Monday 21 December 2015

Discrimination: Instruction to speak English not discrimination

 
Thanks to Ed McFarlane of Deminos HR for preparing this case summary
Was an instruction to a non-native English speaker not to speak in her native language at work discriminatory?

No, held the EAT in Kelly v Covance Laboratories Ltd, dismissing the appeal.

The Russian-born Claimant alleged that she had been subjected to discrimination and harassment on the grounds of race or national origin. The Claimant was instructed not to speak Russian at a laboratory involved in animal testing, her conduct in leaving her work station and talking on her phone gave the Respondent cause for concern that she might be an animal rights infiltrator. The Respondent's language policy operated in the context of the Respondent's requirement for its English-speaking managers to understand conversations for security reasons.
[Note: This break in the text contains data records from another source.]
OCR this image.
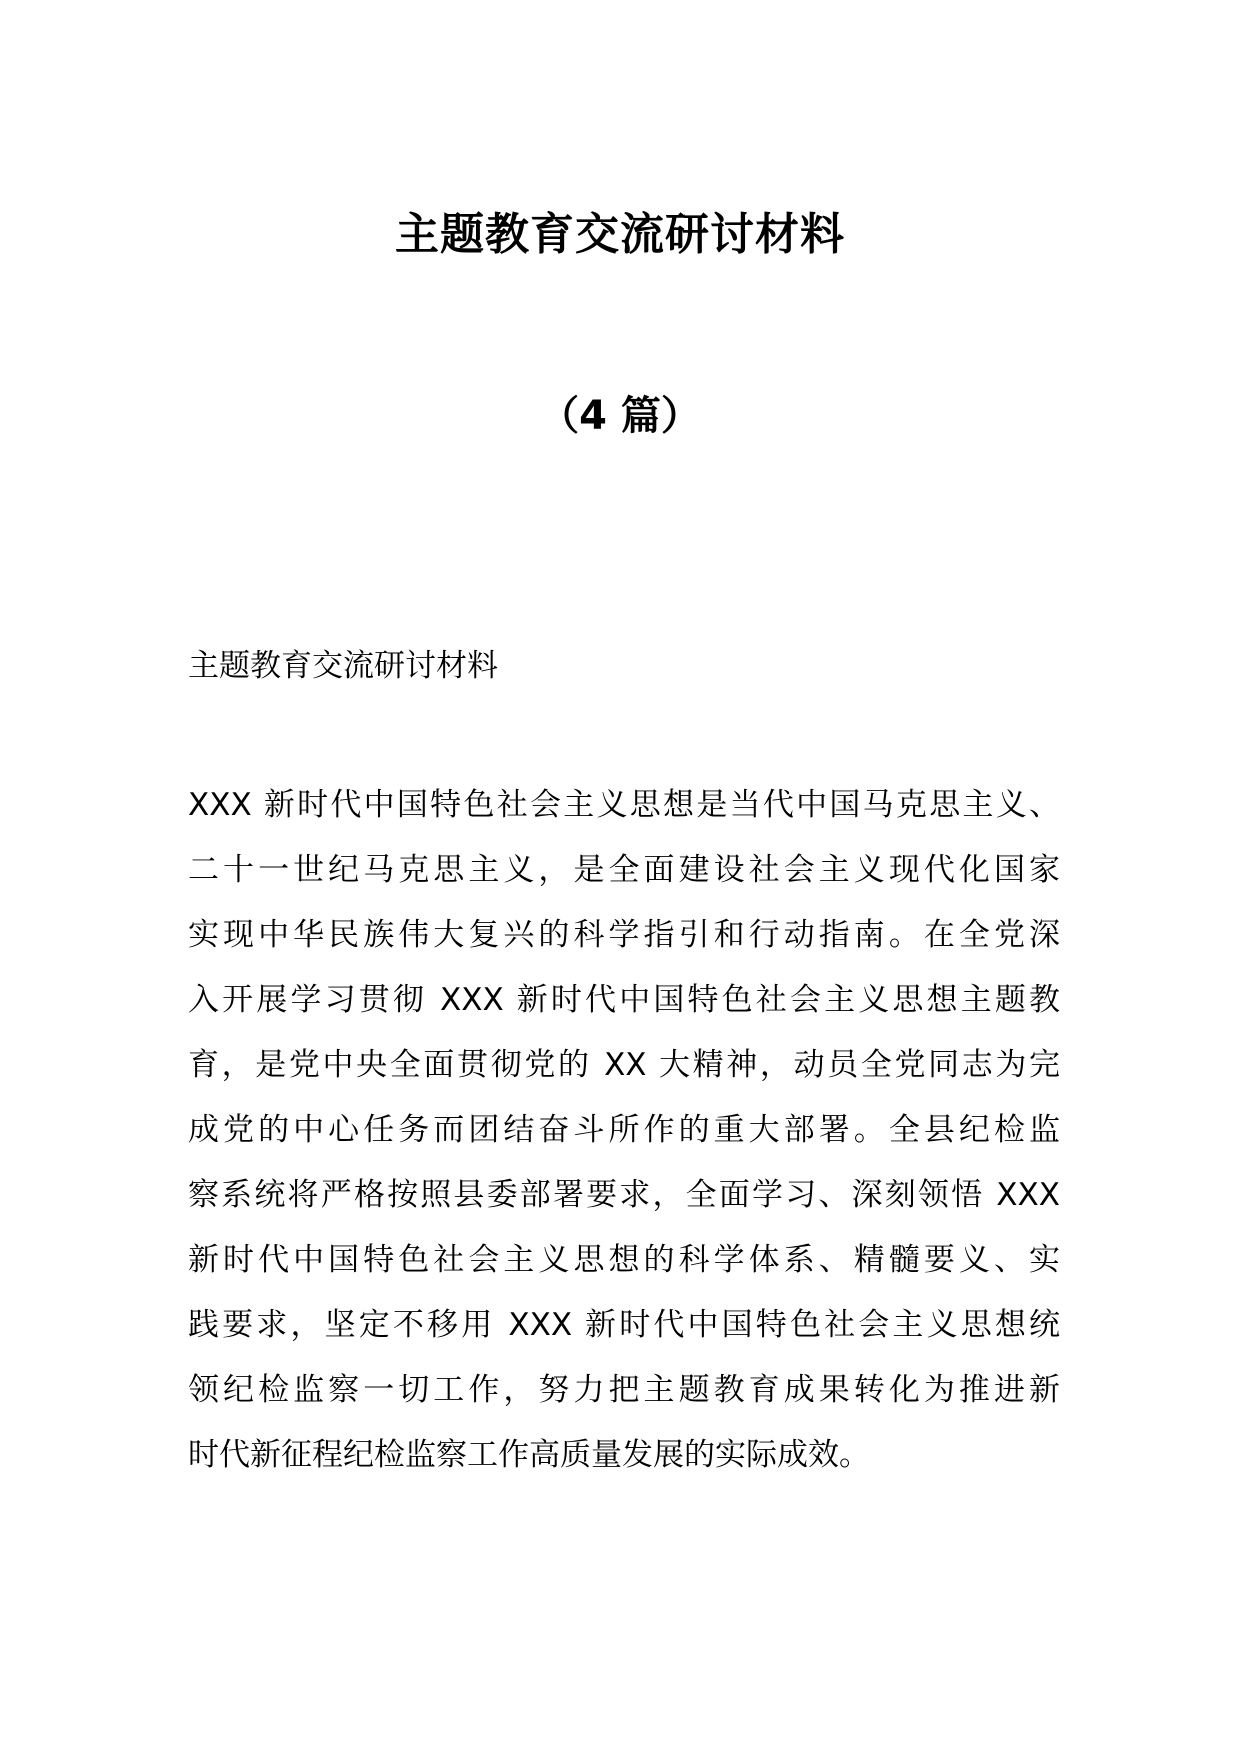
主题教育交流研讨材料
（4 篇）
主题教育交流研讨材料
XXX 新时代中国特色社会主义思想是当代中国马克思主义、
二十一世纪马克思主义，是全面建设社会主义现代化国家
实现中华民族伟大复兴的科学指引和行动指南。在全党深
入开展学习贯彻 XXX 新时代中国特色社会主义思想主题教
育，是党中央全面贯彻党的 XX 大精神，动员全党同志为完
成党的中心任务而团结奋斗所作的重大部署。全县纪检监
察系统将严格按照县委部署要求，全面学习、深刻领悟 XXX
新时代中国特色社会主义思想的科学体系、精髓要义、实
践要求，坚定不移用 XXX 新时代中国特色社会主义思想统
领纪检监察一切工作，努力把主题教育成果转化为推进新
时代新征程纪检监察工作高质量发展的实际成效。
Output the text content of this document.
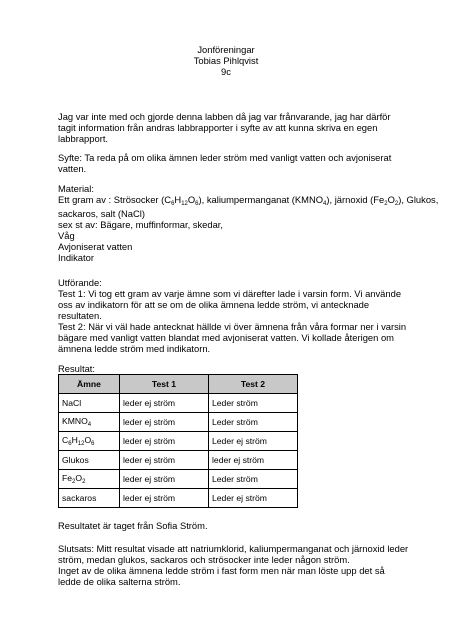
Jonföreningar
Tobias Pihlqvist
9c

Jag var inte med och gjorde denna labben då jag var frånvarande, jag har därför tagit information från andras labbrapporter i syfte av att kunna skriva en egen labbrapport.

Syfte: Ta reda på om olika ämnen leder ström med vanligt vatten och avjoniserat vatten.

Material:

Ett gram av : Strösocker $(C_6H_{12}O_6)$, kaliumpermanganat $(KMNO_4)$, järnoxid $(Fe_2O_2)$, Glukos,

sackaros, salt (NaCl)

sex st av: Bägare, muffinformar, skedar,

Våg

Avjoniserat vatten

Indikator

Utförande:

Test 1: Vi tog ett gram av varje ämne som vi därefter lade i varsin form. Vi använde oss av indikatorn för att se om de olika ämnena ledde ström, vi antecknade resultaten.

Test 2: När vi väl hade antecknat hällde vi över ämnena från våra formar ner i varsin bägare med vanligt vatten blandat med avjoniserat vatten. Vi kollade återigen om ämnena ledde ström med indikatorn.

Resultat:

Ämne	Test 1	Test 2
NaCl	leder ej ström	Leder ström
$KMNO_4$	leder ej ström	Leder ström
$C_6H_{12}O_6$	leder ej ström	Leder ej ström
Glukos	leder ej ström	leder ej ström
$Fe_2O_2$	leder ej ström	Leder ström
sackaros	leder ej ström	Leder ej ström

Resultatet är taget från Sofia Ström.

Slutsats: Mitt resultat visade att natriumklorid, kaliumpermanganat och järnoxid leder ström, medan glukos, sackaros och strösocker inte leder någon ström.

Inget av de olika ämnena ledde ström i fast form men när man löste upp det så ledde de olika salterna ström.
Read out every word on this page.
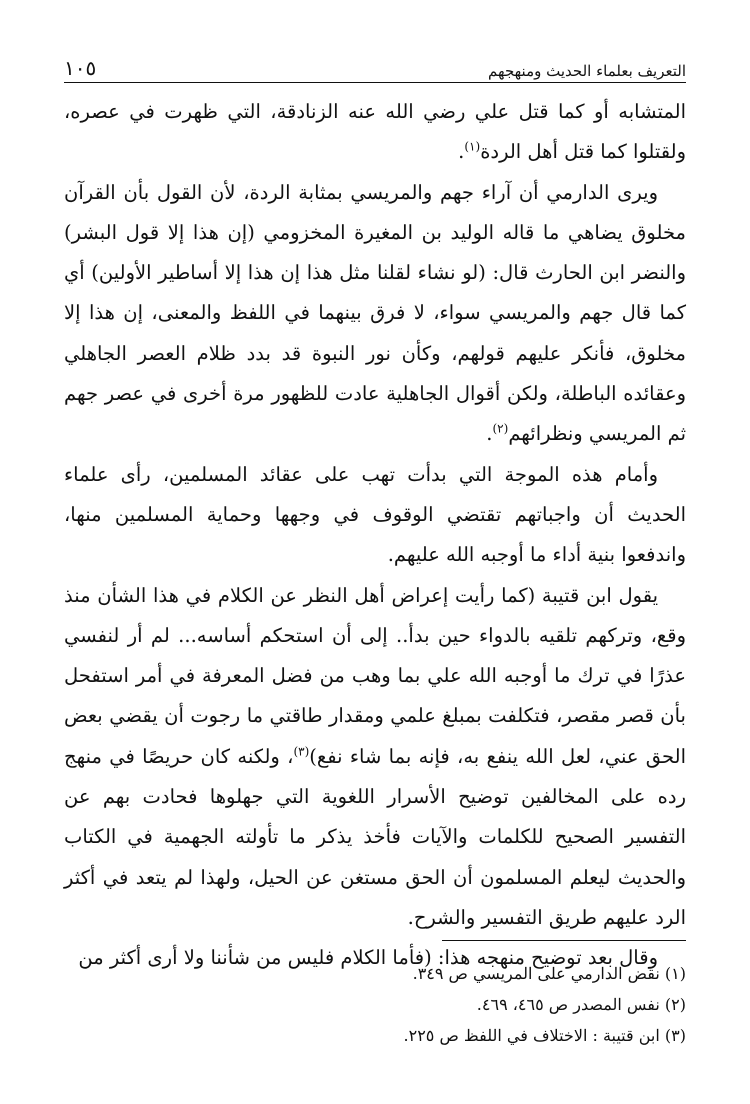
التعريف بعلماء الحديث ومنهجهم
١٠٥

المتشابه أو كما قتل علي رضي الله عنه الزنادقة، التي ظهرت في عصره، ولقتلوا كما قتل أهل الردة$^{(١)}$.

ويرى الدارمي أن آراء جهم والمريسي بمثابة الردة، لأن القول بأن القرآن مخلوق يضاهي ما قاله الوليد بن المغيرة المخزومي (إن هذا إلا قول البشر) والنضر ابن الحارث قال: (لو نشاء لقلنا مثل هذا إن هذا إلا أساطير الأولين) أي كما قال جهم والمريسي سواء، لا فرق بينهما في اللفظ والمعنى، إن هذا إلا مخلوق، فأنكر عليهم قولهم، وكأن نور النبوة قد بدد ظلام العصر الجاهلي وعقائده الباطلة، ولكن أقوال الجاهلية عادت للظهور مرة أخرى في عصر جهم ثم المريسي ونظرائهم$^{(٢)}$.

وأمام هذه الموجة التي بدأت تهب على عقائد المسلمين، رأى علماء الحديث أن واجباتهم تقتضي الوقوف في وجهها وحماية المسلمين منها، واندفعوا بنية أداء ما أوجبه الله عليهم.

يقول ابن قتيبة (كما رأيت إعراض أهل النظر عن الكلام في هذا الشأن منذ وقع، وتركهم تلقيه بالدواء حين بدأ.. إلى أن استحكم أساسه... لم أر لنفسي عذرًا في ترك ما أوجبه الله علي بما وهب من فضل المعرفة في أمر استفحل بأن قصر مقصر، فتكلفت بمبلغ علمي ومقدار طاقتي ما رجوت أن يقضي بعض الحق عني، لعل الله ينفع به، فإنه بما شاء نفع)$^{(٣)}$، ولكنه كان حريصًا في منهج رده على المخالفين توضيح الأسرار اللغوية التي جهلوها فحادت بهم عن التفسير الصحيح للكلمات والآيات فأخذ يذكر ما تأولته الجهمية في الكتاب والحديث ليعلم المسلمون أن الحق مستغن عن الحيل، ولهذا لم يتعد في أكثر الرد عليهم طريق التفسير والشرح.

وقال بعد توضيح منهجه هذا: (فأما الكلام فليس من شأننا ولا أرى أكثر من

(١) نقض الدارمي على المريسي ص ٣٤٩.
(٢) نفس المصدر ص ٤٦٥، ٤٦٩.
(٣) ابن قتيبة : الاختلاف في اللفظ ص ٢٢٥.
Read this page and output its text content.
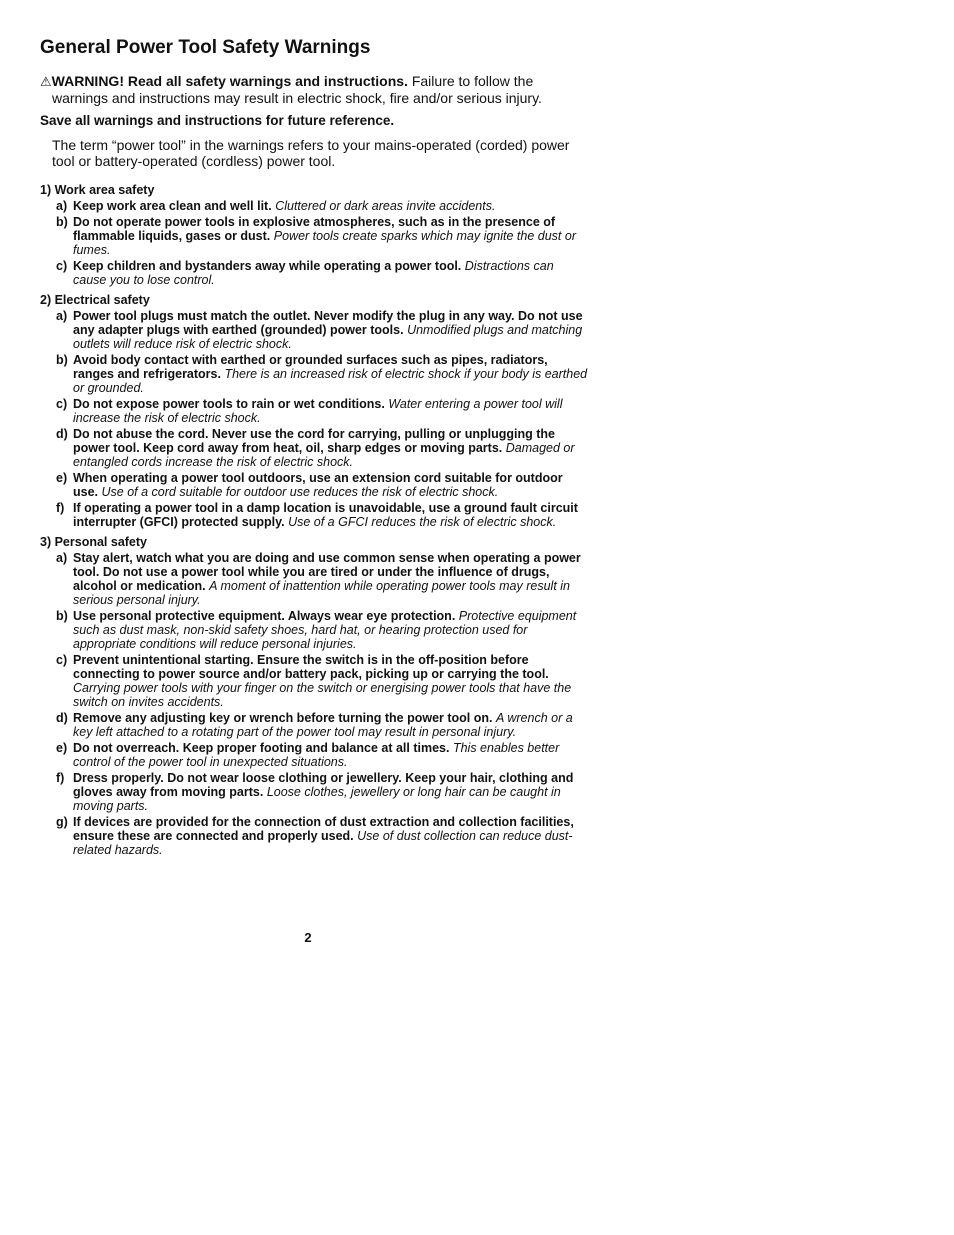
General Power Tool Safety Warnings

⚠WARNING! Read all safety warnings and instructions. Failure to follow the warnings and instructions may result in electric shock, fire and/or serious injury.

Save all warnings and instructions for future reference.

The term “power tool” in the warnings refers to your mains-operated (corded) power tool or battery-operated (cordless) power tool.

1) Work area safety
a) Keep work area clean and well lit. Cluttered or dark areas invite accidents.
b) Do not operate power tools in explosive atmospheres, such as in the presence of flammable liquids, gases or dust. Power tools create sparks which may ignite the dust or fumes.
c) Keep children and bystanders away while operating a power tool. Distractions can cause you to lose control.
2) Electrical safety
a) Power tool plugs must match the outlet. Never modify the plug in any way. Do not use any adapter plugs with earthed (grounded) power tools. Unmodified plugs and matching outlets will reduce risk of electric shock.
b) Avoid body contact with earthed or grounded surfaces such as pipes, radiators, ranges and refrigerators. There is an increased risk of electric shock if your body is earthed or grounded.
c) Do not expose power tools to rain or wet conditions. Water entering a power tool will increase the risk of electric shock.
d) Do not abuse the cord. Never use the cord for carrying, pulling or unplugging the power tool. Keep cord away from heat, oil, sharp edges or moving parts. Damaged or entangled cords increase the risk of electric shock.
e) When operating a power tool outdoors, use an extension cord suitable for outdoor use. Use of a cord suitable for outdoor use reduces the risk of electric shock.
f) If operating a power tool in a damp location is unavoidable, use a ground fault circuit interrupter (GFCI) protected supply. Use of a GFCI reduces the risk of electric shock.
3) Personal safety
a) Stay alert, watch what you are doing and use common sense when operating a power tool. Do not use a power tool while you are tired or under the influence of drugs, alcohol or medication. A moment of inattention while operating power tools may result in serious personal injury.
b) Use personal protective equipment. Always wear eye protection. Protective equipment such as dust mask, non-skid safety shoes, hard hat, or hearing protection used for appropriate conditions will reduce personal injuries.
c) Prevent unintentional starting. Ensure the switch is in the off-position before connecting to power source and/or battery pack, picking up or carrying the tool. Carrying power tools with your finger on the switch or energising power tools that have the switch on invites accidents.
d) Remove any adjusting key or wrench before turning the power tool on. A wrench or a key left attached to a rotating part of the power tool may result in personal injury.
e) Do not overreach. Keep proper footing and balance at all times. This enables better control of the power tool in unexpected situations.
f) Dress properly. Do not wear loose clothing or jewellery. Keep your hair, clothing and gloves away from moving parts. Loose clothes, jewellery or long hair can be caught in moving parts.
g) If devices are provided for the connection of dust extraction and collection facilities, ensure these are connected and properly used. Use of dust collection can reduce dust-related hazards.
2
On the facts found by the employment tribunal, the policy of requiring only English to be spoken at work was not applied because of the Claimant's race or national origin, but her behaviour at work in the context of that particular working environment, it was neither direct discrimination nor harassment, and there was no evidence that the instruction had caused any harassment.

The EAT held that the employment tribunal had properly directed itself in law and made permissible findings on the facts. Whilst it can be direct discrimination or harassment to ban the use of a foreign language at work, a comparator speaking any other language apart from English would have been treated in the same way as the Claimant.

The EAT rejected an argument, seeking to follow Dziedziak that there was an intrinsic link between the instruction and the Claimant's national origin as she had been instructed not to speak in her 'native Russian', the Respondent's explanation demonstrated no link to national origin in the complained of treatment.